Monday, Jan. 05, 1970
Professor Rusk's Problem
For Dean Rusk, the past nine years have combined adversity and irony in uncommon measure. Never outspoken, he endured silently the taunts of John Kennedy's house intellectuals and the attacks of Lyndon Johnson's congressional opponents. Never wealthy, he suffered financially from his appointment as Secretary of State, struggling to meet a Cabinet officer's expenses while educating his children.
Unlike most high officials who leave the Government for well-paid positions in industry, academe or the professions, Rusk has even had trouble finding suitable employment. A Rockefeller Foundation fellowship has paid the bills since last January. He declines to indulge in the lucrative self-defense of memoir writing. And while his identification with L.B.J.'s hawkish Viet Nam policy has made him anathema to many northern universities, his liberalism is an obstacle to his going home to Georgia.
Rusk's latest difficulty began when Dean Lindsey Cowen invited him to become the first holder of the heavily endowed Samuel H. Sibley Professorship of International Law at the University of Georgia Law School. Cowen thought the appointment a natural for the scholarly Rusk. "The Secretary of State makes international law decisions every day, and in fact, makes international law himself by the treaties in which he has a hand," Cowen reasoned. "There could be no man more qualified to teach and advise on international law."
Personal Opposition. Though most University of Georgia law students agreed with Cowen's evaluation of Rusk, word of the selection triggered an immediate outcry from conservatives on the 15-member board of regents that must approve the appointment. Regent Roy V. Harris, editor of the racist Augusta Courier and state chairman of George Wallace's American Independent Party, led the assault on Rusk's policies and qualifications. But Harris' blasts were not really aimed at the policies that have made Rusk persona non grata among liberals in the North. His target was Rusk's liberalism on the race issue. Rusk, who remembers his own humble origins in Georgia's red-clay Cherokee County, long ago antagonized his segregationist former neighbors by his support for civil rights legislation. He shocked them even more two years ago when he acquiesced to his daughter's marriage to a Negro.

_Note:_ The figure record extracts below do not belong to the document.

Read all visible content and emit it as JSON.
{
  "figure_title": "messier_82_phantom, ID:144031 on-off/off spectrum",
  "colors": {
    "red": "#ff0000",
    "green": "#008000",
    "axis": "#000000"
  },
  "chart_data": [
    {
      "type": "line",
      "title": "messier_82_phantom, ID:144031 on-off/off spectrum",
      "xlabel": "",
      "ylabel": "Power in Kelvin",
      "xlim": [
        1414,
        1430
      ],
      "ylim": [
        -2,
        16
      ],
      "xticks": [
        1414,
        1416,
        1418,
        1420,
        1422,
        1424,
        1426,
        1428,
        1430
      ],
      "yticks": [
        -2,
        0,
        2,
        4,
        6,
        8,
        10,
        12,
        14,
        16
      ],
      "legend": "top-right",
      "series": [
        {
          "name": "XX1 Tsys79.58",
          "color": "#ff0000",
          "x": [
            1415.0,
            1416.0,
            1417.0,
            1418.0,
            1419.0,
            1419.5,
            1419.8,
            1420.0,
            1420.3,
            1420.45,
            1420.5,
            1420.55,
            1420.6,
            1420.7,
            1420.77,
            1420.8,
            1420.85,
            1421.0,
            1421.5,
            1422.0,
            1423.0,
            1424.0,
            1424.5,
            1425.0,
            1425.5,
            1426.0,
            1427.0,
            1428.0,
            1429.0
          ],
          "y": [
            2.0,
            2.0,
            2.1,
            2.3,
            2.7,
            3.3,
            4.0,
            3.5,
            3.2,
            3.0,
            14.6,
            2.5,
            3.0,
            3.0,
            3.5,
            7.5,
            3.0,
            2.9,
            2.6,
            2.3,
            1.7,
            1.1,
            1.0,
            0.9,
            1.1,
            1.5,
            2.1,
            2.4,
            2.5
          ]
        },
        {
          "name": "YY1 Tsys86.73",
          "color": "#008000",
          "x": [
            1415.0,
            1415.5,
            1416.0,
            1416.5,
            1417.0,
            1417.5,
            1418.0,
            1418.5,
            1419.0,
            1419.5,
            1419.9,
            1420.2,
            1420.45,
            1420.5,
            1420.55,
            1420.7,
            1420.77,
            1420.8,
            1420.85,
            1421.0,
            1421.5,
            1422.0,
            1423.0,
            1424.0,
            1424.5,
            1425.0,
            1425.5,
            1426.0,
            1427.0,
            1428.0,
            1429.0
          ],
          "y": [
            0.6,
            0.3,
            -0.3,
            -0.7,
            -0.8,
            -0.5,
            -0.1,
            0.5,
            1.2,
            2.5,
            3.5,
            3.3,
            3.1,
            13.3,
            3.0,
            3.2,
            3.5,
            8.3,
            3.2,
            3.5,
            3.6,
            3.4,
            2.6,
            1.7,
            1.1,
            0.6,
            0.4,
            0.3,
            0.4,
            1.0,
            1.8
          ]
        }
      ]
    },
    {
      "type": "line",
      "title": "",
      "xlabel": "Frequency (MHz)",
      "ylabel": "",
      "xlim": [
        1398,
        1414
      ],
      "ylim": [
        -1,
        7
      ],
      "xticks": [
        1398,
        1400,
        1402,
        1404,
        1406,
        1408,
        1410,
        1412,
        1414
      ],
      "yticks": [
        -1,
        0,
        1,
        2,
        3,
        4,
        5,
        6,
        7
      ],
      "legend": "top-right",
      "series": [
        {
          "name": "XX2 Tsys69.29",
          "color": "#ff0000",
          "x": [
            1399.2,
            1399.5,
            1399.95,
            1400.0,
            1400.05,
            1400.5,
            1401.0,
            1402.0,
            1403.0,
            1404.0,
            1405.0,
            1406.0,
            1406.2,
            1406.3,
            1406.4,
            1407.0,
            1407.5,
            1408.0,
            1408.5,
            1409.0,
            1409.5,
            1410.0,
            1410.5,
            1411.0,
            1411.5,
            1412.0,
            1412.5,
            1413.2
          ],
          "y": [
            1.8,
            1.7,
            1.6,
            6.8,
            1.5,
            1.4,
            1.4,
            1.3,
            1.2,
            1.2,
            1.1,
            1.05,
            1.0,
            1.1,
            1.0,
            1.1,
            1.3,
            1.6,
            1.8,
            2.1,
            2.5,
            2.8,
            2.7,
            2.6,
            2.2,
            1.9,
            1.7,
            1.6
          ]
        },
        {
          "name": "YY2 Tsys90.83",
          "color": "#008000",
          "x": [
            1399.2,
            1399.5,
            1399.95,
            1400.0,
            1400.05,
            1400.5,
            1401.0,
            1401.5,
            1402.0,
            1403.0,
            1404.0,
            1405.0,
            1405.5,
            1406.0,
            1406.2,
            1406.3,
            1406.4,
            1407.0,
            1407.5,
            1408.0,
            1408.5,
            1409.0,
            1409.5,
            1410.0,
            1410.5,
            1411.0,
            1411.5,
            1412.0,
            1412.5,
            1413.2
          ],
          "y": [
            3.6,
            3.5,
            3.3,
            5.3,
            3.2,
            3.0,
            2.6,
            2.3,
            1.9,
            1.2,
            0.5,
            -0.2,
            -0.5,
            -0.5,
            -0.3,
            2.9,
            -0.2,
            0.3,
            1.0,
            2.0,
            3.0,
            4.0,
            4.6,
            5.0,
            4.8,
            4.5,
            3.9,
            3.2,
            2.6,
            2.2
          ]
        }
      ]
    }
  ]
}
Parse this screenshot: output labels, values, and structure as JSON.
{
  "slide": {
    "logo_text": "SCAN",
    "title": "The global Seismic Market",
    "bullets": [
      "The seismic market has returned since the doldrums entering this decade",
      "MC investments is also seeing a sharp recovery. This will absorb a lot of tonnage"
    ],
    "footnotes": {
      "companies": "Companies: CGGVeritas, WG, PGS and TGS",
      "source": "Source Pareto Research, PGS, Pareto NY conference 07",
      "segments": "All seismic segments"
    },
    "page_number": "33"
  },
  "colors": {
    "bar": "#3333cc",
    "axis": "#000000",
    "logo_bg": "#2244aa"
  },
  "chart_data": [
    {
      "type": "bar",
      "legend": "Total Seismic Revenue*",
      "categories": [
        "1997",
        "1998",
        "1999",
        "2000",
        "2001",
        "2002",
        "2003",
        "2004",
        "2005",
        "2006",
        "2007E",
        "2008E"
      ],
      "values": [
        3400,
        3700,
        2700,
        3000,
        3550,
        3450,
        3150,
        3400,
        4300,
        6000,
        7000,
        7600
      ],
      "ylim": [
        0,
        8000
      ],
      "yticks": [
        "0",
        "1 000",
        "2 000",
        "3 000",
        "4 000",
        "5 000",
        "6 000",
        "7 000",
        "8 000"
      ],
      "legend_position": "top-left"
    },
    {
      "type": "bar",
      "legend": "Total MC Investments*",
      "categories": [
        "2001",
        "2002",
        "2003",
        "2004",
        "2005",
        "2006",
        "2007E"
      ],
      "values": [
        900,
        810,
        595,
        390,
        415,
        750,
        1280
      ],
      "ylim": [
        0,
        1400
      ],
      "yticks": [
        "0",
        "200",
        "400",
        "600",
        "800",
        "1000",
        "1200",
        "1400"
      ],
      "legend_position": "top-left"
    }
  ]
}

As always, Rusk has maintained his calm. "I'm just chuckling these days and leaving it all to them," he says. This time, he may well get the last chuckle. Governor Lester Maddox, who has been bitingly critical of Rusk, cannot legally alter the makeup of the board of regents with new appointments until after the first of the year. The board's moderates, who constitute a majority, were not planning to wait. They scheduled a special meeting for this week, intending to approve Rusk's appointment.